The Clairvoyants

“I was driving along,” he said. He took a sip from his glass. “It was night, with no moon, and I didn’t know the road. I’d just dropped off a girl I’d been seeing—Eloise, I think it was—soft brown hair, wonderful legs, I thought, well, from what I could see up under her skirt.”


“Go on already,” William said, reaching for the joint.

“Yes, please.” Del set the plates in the sink and returned to the couch beside me.

Geoff liked to digress, and we knew the story might have changed if we let him go on about Eloise.

“I thought I’d hit something, but I was afraid, really, to stop in the dark. It was well past midnight. I assumed it was a hare or a stray dog.”

Del reached out and touched Geoff’s arm. “What was it?” Her eyes shone.

“Oh, well,” Geoff said. “I’d driven through, and was miles away by morning. It came to me months later, when I’d revisited that part of the country again, and heard the story of the little girl who wandered the moor in her white cotton nightgown, how some used to see her, a daft girl, out late at night. And then how she disappeared, and how her body was found, hit by a car. It was a ghost story they were telling. And then I put it together.”

The space around us swelled with the darkness beyond the candles’ flames.

“You see, I remembered something when I heard the story,” he said. He had set down his glass and was rolling another joint. In the morning the floor would be speckled with flakes of the pot. “It was the nightgown, you see. I had seen a bit of material, the child’s gown, float across my dash.”

We sat quietly then, drinking.

“Good one, Geoff!” William said, his face open with amusement. He settled back into the chair cushion. “You’re actually a decent storyteller.”

Del wasn’t amused. “Do you think it was you that hit her?” she asked.

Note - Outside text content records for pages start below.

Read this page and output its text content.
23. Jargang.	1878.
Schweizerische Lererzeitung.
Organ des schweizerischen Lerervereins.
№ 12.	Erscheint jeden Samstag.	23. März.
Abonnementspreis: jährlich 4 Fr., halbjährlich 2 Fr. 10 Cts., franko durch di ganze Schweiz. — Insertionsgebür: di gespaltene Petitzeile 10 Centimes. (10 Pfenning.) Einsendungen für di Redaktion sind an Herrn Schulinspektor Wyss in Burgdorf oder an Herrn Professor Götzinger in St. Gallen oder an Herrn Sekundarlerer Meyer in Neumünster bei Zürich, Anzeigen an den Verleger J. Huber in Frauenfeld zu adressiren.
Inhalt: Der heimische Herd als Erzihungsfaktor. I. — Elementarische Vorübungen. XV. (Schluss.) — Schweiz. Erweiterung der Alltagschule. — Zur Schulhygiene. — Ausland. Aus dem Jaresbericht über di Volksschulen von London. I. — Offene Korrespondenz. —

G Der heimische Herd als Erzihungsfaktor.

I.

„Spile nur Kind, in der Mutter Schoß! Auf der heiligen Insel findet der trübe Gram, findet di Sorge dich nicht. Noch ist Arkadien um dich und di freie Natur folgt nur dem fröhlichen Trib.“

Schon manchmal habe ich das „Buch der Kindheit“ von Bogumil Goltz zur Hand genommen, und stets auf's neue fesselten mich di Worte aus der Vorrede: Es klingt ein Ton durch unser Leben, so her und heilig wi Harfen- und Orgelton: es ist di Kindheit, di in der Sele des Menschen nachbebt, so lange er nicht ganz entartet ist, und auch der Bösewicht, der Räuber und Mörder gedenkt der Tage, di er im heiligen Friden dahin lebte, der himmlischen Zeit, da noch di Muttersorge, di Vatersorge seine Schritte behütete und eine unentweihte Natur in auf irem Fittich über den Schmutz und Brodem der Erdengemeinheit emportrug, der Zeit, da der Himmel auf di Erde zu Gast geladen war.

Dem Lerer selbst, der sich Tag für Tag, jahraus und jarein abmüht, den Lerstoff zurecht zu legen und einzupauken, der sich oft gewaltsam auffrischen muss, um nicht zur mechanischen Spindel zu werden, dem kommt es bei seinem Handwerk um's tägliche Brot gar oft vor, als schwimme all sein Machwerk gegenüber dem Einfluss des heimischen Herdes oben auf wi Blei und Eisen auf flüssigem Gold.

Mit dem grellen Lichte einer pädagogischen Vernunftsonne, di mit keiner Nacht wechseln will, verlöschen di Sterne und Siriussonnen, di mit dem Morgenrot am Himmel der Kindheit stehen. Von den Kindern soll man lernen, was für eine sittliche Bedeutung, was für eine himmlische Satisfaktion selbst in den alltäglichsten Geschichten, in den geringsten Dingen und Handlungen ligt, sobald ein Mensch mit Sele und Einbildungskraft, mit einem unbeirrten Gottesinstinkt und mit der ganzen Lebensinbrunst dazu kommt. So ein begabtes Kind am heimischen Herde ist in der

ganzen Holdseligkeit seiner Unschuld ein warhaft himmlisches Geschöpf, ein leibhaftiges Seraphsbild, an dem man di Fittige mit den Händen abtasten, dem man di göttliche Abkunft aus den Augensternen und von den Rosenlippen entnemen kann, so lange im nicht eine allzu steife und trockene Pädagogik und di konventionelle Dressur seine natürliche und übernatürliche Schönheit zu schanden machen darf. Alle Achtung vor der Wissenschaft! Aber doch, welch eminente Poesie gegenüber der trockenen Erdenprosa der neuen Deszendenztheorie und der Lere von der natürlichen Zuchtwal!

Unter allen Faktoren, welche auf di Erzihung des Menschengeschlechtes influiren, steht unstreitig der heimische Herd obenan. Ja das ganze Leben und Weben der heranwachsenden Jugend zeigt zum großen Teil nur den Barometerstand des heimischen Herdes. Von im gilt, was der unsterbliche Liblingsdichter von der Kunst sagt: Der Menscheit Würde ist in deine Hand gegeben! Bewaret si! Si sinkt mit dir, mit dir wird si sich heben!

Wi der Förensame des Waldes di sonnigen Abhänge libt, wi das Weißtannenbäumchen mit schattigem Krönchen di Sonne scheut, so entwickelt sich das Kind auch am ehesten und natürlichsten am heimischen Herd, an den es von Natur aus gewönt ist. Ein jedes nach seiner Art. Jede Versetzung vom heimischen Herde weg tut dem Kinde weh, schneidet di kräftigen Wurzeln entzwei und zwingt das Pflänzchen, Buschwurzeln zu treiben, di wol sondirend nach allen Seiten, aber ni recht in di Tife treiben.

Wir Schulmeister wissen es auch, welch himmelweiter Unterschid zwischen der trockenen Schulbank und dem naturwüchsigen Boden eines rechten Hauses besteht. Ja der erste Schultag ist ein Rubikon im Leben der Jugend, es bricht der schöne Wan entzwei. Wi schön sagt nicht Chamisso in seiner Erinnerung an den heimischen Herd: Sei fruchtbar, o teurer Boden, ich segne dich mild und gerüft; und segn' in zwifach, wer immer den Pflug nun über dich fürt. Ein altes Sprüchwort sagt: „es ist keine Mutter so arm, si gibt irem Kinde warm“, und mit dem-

Geoff lit the joint from the pillard candle on the coffee table. “I tell myself it was the ghost I saw,” he said. “But it wasn’t something I could ever know for sure, was it? The timing was right, it could have been me.”

The smoke from his joint rose from the lit end. I felt Del’s body tense beside me on the couch.

“It must be awful to think it was your fault,” she said.

We all sat, puzzling, drunk. Del stood and gathered the glasses, as if the party was now over, and William reached out and grabbed her wrist. “She’s not done,” he said, and he returned my glass to me and took Del’s spot on the couch.

I watched Del’s reaction to William’s hand on her wrist. It was an odd feeling to suspect I was being duped. It made me feel a little sorry for myself, but it also gave me some power. I took a sip of my wine.

“If the roads are clear, maybe we can go to Buffalo State tomorrow.”

I was testing him, I suppose, trying to see if he would placate me. It was fine to play these games now that I believed my feelings for him had changed.

“Sure,” he said. He relaxed a little, as if he’d just been waiting for me to reveal some sign that I still loved him.

“What’s this now?” Geoff said.

“The old asylum,” William said. “Martha was talking about getting some shots before it’s gone for good.”

Del was wrapping a dish towel around her hands. “Do you really want to go there?” she said. “Should I call Randy and everyone?”

William got up from the couch and walked over to the window. He parted the curtains and made a show of looking out. “Why do they have to be dragged into it?” he said.

“That was the plan originally,” Del said. “Wasn’t it?”

“I’m too tired to think,” I said.

Del put her hand on my forehead. “Are you sick?”

“Let’s do the séance,” I said to her. “Like we used to.”

“Not now,” Del said.

“Who would you like to bring back, William? What about your old girlfriend, Mary Rae?”

Del sat down beside me, the dish towel tight around her hand.

“We can ask her if you were a good boyfriend,” I said to William.

He stood, stiffly, by the window. I thought he might yank the curtain from its rod.

“What about that boy you liked?” I said to Del. “The one they found on the golf course?”

Del took my glass before I could stop her, and she crossed the room to the kitchen. Geoff stared at the joint in his hand and leaned back into his chair. William left the window and came to the couch, the candle sputtering at his movement. The room grew cold with their silence. I almost regretted speaking up, but I sensed they were playing a game with me. I lay back and closed my eyes, overcome by a wave of exhaustion. Geoff told another story—this one about an old girlfriend who’d rejected him and later died. Though I’d been asleep all day, I felt myself succumbing again, a dizzying fall. Geoff leaned over, and I felt him lay his coat over me.

“You two might have tried to speak to her. I’d love to ask her a few questions,” he said about his dead girlfriend.

Del spoke, and then there seemed a shaving away of time, and Del was at the sink, and Geoff was at the door, saying good night. William murmured, and Del spoke again, more caustic. The water ran in the sink. “What did you do to her?” Del said.